Step 2: Share with your partner what your hopes and expectations, fears and thoughts are surrounding your experience in the NICU and as a new mom. Ask your partner to share their experience as well. This may sound like: “I really need you to be here with me in the evenings, this is when I feel most alone and scared” or “I was expecting you to process all of this with me, and when you shut down I feel really lonely and sad”

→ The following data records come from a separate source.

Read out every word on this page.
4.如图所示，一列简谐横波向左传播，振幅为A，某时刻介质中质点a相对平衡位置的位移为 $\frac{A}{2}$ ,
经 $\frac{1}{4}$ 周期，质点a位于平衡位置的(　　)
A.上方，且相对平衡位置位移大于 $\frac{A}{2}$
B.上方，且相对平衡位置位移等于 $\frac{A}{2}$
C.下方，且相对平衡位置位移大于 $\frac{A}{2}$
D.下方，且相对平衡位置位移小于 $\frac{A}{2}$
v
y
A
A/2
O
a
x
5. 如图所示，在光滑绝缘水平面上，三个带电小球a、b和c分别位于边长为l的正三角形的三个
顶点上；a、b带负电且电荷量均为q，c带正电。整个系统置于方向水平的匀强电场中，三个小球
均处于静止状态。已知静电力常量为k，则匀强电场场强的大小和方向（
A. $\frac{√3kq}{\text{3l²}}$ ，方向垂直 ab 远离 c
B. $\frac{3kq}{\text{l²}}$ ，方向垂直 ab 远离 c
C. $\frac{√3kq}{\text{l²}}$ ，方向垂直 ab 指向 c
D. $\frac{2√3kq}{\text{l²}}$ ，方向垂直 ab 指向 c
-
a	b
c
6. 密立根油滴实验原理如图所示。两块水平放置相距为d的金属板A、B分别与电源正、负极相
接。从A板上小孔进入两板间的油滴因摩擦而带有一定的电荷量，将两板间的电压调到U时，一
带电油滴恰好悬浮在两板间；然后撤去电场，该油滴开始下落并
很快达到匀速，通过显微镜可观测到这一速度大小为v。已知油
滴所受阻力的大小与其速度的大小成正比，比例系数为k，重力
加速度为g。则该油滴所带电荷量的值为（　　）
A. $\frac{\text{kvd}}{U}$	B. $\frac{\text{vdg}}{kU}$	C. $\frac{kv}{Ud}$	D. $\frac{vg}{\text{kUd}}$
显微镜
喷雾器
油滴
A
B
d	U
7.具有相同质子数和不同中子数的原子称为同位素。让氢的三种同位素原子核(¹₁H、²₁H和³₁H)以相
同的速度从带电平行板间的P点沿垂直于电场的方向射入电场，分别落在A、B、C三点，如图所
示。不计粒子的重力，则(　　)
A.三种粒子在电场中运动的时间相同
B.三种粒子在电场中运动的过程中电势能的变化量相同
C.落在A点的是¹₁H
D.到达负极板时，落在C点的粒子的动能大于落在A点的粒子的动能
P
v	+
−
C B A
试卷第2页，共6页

**It is important when expressing yourself to be aware of words and phrases that can elicit defensiveness from your partner. Avoid placing blame or starting a sentence with “You never talk to me” — this can put your partner on the defence and cause the conversation to quickly derail. Instead begin with “I Statements” as shown above.**
Step 3: Make a plan to prioritize and meet each other’s needs. Sometimes these need to be explicitly stated: “I need a hug from you.” “I need you to tell me that it’s okay to be scared” “I need you to be at the hospital with me.” It is helpful to check in regularly with your partner to ensure that both of your needs are being met. Some couples will practice an informal “check-in” at the end of the day. This can look like: “How are you doing? Do you need anything from me?” “Today was rough – how are you? Is there anything I can do for you?.” Rituals like this can be a way of maintaining open lines of communication and is a way of reassuring your parter that their needs are important.
Step 4: Repeat steps 1-3 🙂 Staying connected with your partner once you become parents will take attention, care and regular check-ins.